Beston Global Food Company, which employs 159 staff and has dairy factories at Murray Bridge and Jervois, announced to the ASX on September 23 that it had appointed KPMG as its administrator.
KPMG said it intended to continue trading while assessing trading and options for sale and/or recapitalisation.
The administrators yesterday announced Beston and its subsidiary Beston Pure Dairies would be wound down, with milk production operations to cease from December 6.
“Due to significant trading losses being incurred on a weekly basis, the Administrators were not able to fund the business beyond 30 November 2024,” KMPG said.
“Therefore, the Administrators have been left with no alternative but to wind down the business and begin an orderly sale of its assets.”
KPMG said the administrators would continue operations on a “business as usual” basis until the current production cycle is completed, expected within two weeks.
Administrators said they sought to sell the business as a going concern from September 26, with several parties expressing interest, but none had come to fruition.
“While the Administrators provided certain parties with additional time to finalise the terms of their respective offers, these parties have been unable to put forward a binding offer for a going concern sale,” they said.

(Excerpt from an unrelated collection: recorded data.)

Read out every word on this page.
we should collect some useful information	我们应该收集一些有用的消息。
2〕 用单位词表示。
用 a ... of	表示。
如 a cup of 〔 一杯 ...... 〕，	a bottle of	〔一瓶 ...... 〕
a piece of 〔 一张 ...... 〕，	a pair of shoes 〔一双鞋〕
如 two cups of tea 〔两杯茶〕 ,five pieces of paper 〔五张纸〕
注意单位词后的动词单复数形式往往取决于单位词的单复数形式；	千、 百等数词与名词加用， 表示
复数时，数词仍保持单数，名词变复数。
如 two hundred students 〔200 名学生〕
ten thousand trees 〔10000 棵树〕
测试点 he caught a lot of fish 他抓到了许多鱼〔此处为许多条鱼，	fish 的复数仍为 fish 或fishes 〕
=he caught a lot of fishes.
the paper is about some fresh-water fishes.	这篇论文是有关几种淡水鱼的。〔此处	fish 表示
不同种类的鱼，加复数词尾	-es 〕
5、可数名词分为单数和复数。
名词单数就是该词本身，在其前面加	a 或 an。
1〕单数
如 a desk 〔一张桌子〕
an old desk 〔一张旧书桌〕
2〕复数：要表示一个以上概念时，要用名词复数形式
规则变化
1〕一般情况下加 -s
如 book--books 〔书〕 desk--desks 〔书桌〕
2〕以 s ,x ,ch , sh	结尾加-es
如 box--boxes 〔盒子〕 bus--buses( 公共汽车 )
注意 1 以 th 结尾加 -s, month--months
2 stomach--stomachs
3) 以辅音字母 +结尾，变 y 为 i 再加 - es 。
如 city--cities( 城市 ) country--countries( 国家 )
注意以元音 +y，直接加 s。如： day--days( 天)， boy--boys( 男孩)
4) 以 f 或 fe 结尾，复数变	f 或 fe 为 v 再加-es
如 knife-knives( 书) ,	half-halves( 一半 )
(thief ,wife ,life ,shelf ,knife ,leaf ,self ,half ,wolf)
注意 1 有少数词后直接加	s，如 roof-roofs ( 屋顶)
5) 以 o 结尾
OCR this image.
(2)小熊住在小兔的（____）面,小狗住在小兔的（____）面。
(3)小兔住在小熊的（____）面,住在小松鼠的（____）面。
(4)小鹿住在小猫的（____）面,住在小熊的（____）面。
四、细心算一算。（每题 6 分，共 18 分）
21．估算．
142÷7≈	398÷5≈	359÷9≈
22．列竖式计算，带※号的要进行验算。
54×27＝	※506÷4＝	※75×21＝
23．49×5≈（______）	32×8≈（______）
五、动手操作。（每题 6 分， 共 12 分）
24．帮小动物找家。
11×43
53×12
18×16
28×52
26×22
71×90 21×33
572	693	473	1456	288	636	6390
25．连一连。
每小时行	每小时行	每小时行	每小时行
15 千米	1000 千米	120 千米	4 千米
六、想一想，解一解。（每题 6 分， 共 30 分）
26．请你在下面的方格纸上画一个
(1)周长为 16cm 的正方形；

“Ultimately, the sales process has failed to secure a buyer in the time frame required given the trading losses being incurred.”

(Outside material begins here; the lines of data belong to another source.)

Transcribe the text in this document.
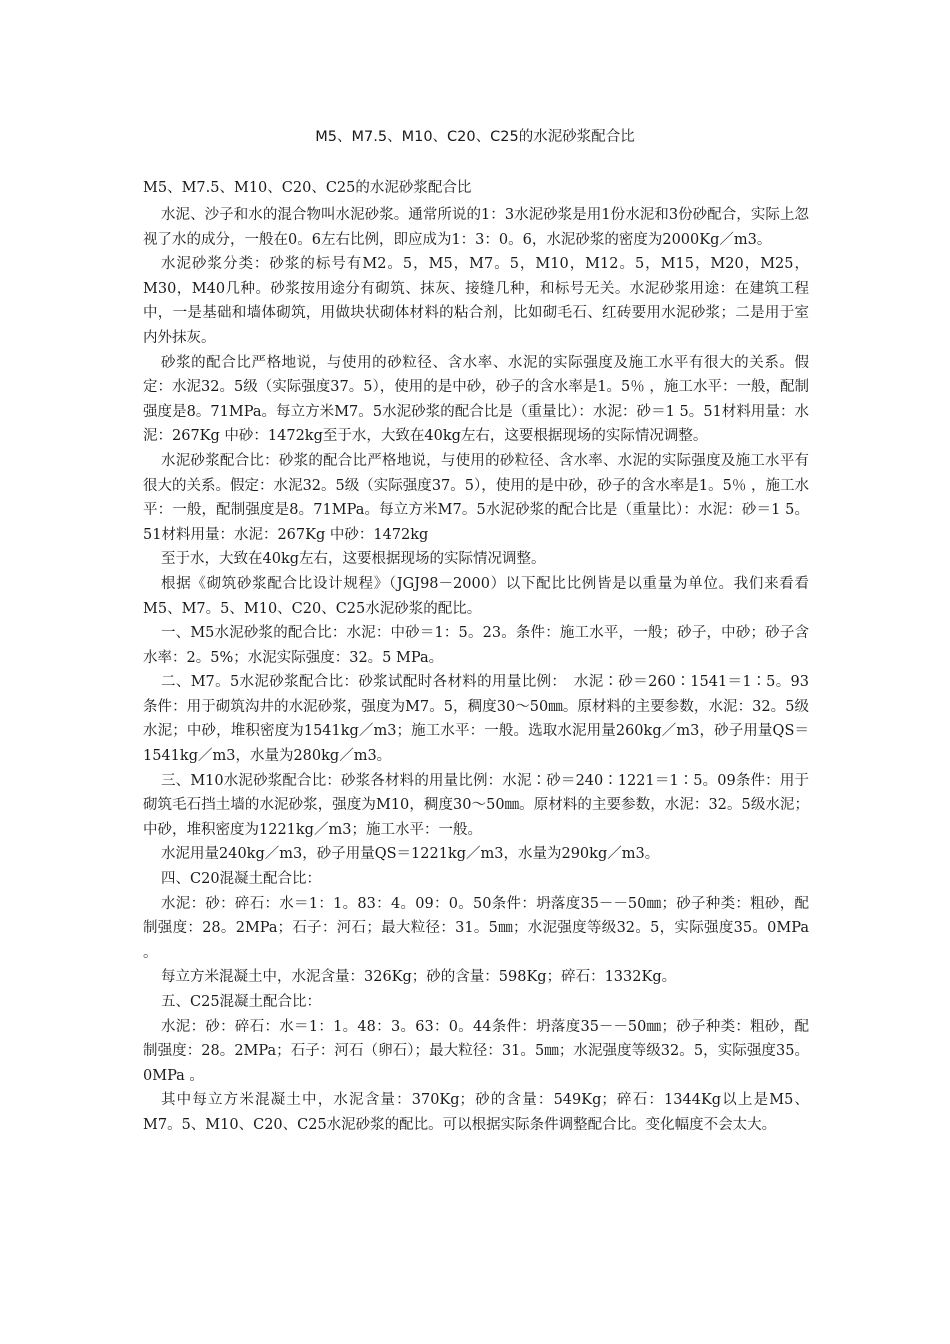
M5、M7.5、M10、C20、C25的水泥砂浆配合比
M5、M7.5、M10、C20、C25的水泥砂浆配合比

水泥、沙子和水的混合物叫水泥砂浆。通常所说的1：3水泥砂浆是用1份水泥和3份砂配合，实际上忽视了水的成分，一般在0。6左右比例，即应成为1：3：0。6，水泥砂浆的密度为2000Kg／m3。

水泥砂浆分类：砂浆的标号有M2。5，M5，M7。5，M10，M12。5，M15，M20，M25，M30，M40几种。砂浆按用途分有砌筑、抹灰、接缝几种，和标号无关。水泥砂浆用途：在建筑工程中，一是基础和墙体砌筑，用做块状砌体材料的粘合剂，比如砌毛石、红砖要用水泥砂浆；二是用于室内外抹灰。

砂浆的配合比严格地说，与使用的砂粒径、含水率、水泥的实际强度及施工水平有很大的关系。假定：水泥32。5级（实际强度37。5），使用的是中砂，砂子的含水率是1。5％ ，施工水平：一般，配制强度是8。71MPa。每立方米M7。5水泥砂浆的配合比是（重量比）：水泥：砂＝1 5。51材料用量：水泥：267Kg 中砂：1472kg至于水，大致在40kg左右，这要根据现场的实际情况调整。

水泥砂浆配合比：砂浆的配合比严格地说，与使用的砂粒径、含水率、水泥的实际强度及施工水平有很大的关系。假定：水泥32。5级（实际强度37。5），使用的是中砂，砂子的含水率是1。5％ ，施工水平：一般，配制强度是8。71MPa。每立方米M7。5水泥砂浆的配合比是（重量比）：水泥：砂＝1 5。51材料用量：水泥：267Kg 中砂：1472kg

至于水，大致在40kg左右，这要根据现场的实际情况调整。

根据《砌筑砂浆配合比设计规程》（JGJ98－2000）以下配比比例皆是以重量为单位。我们来看看M5、M7。5、M10、C20、C25水泥砂浆的配比。

一、M5水泥砂浆的配合比：水泥：中砂＝1：5。23。条件：施工水平，一般；砂子，中砂；砂子含水率：2。5%；水泥实际强度：32。5 MPa。

二、M7。5水泥砂浆配合比：砂浆试配时各材料的用量比例：　水泥∶砂＝260∶1541＝1∶5。93条件：用于砌筑沟井的水泥砂浆，强度为M7。5，稠度30～50㎜。原材料的主要参数，水泥：32。5级水泥；中砂，堆积密度为1541kg／m3；施工水平：一般。选取水泥用量260kg／m3，砂子用量QS＝1541kg／m3，水量为280kg／m3。

三、M10水泥砂浆配合比：砂浆各材料的用量比例：水泥∶砂＝240∶1221＝1∶5。09条件：用于砌筑毛石挡土墙的水泥砂浆，强度为M10，稠度30～50㎜。原材料的主要参数，水泥：32。5级水泥；中砂，堆积密度为1221kg／m3；施工水平：一般。

水泥用量240kg／m3，砂子用量QS＝1221kg／m3，水量为290kg／m3。

四、C20混凝土配合比：

水泥：砂：碎石：水＝1：1。83：4。09：0。50条件：坍落度35－－50㎜；砂子种类：粗砂，配制强度：28。2MPa；石子：河石；最大粒径：31。5㎜；水泥强度等级32。5，实际强度35。0MPa 。

每立方米混凝土中，水泥含量：326Kg；砂的含量：598Kg；碎石：1332Kg。

五、C25混凝土配合比：

水泥：砂：碎石：水＝1：1。48：3。63：0。44条件：坍落度35－－50㎜；砂子种类：粗砂，配制强度：28。2MPa；石子：河石（卵石）；最大粒径：31。5㎜；水泥强度等级32。5，实际强度35。0MPa 。

其中每立方米混凝土中，水泥含量：370Kg；砂的含量：549Kg；碎石：1344Kg以上是M5、M7。5、M10、C20、C25水泥砂浆的配比。可以根据实际条件调整配合比。变化幅度不会太大。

KPMG said a second creditors meeting would be convened in late January or early February, where it would be decided whether to place Beston into liquidation, or whether a deed of company arrangement could be accepted, should one be proposed.
Beston said its dairy business recorded record sales of $170 million in the 2023 financial year but the company had been affected by adverse trends in dairy prices and increasing operating costs leading to a $48.85 million loss.
The company said it had absorbed around $28 million of additional costs in FY23, with a 300 per cent increase in energy prices among “exceptionally high operating costs at a time when Australian farmgate milk prices have been uncompetitive in world markets”.
Before going into administration Beston had been working to address its issues by divesting its meat processing subsidiary, Provincial Food Group, for $4 million in July, and seeking buyers for its Murray Bridge and Jervois dairy factories.
The company said in September that it had received “several” non-binding indicative offers prior to its administration, including an offer from Japanese Megmilk Snow Brands for the acquisition of its Jervois facility and business.
However, Beston said Megmilk had advised on September 20, the same day administrators were appointed, that it would not proceed with its previous offer following extensive due diligence.
Beston CEO Fabrizio Jorge expressed his disappointment in the failed Megmilk offer when announcing the administration.
“The Megmilk offer would have enabled all of the jobs at Jervois to be preserved and would have led to an increase in demand for milk processing at the Jervois factory over time,” Jorge said.
“It would have represented a win for the workers, a win for our loyal dairy farmers and ultimately would have been a win for the whole of South Australia as the significance of the Jervois plant in producing premium quality, health-enhancing products from dairy have become increasingly recognised around the world via the global marketing and distribution networks of Megmilk Snow Brands.”
This was not the first failed international deal for the company, with a proposed long-term agreement between Beston and Thailand-based KCG Corporation for import and distribution set aside due to unresolved matters.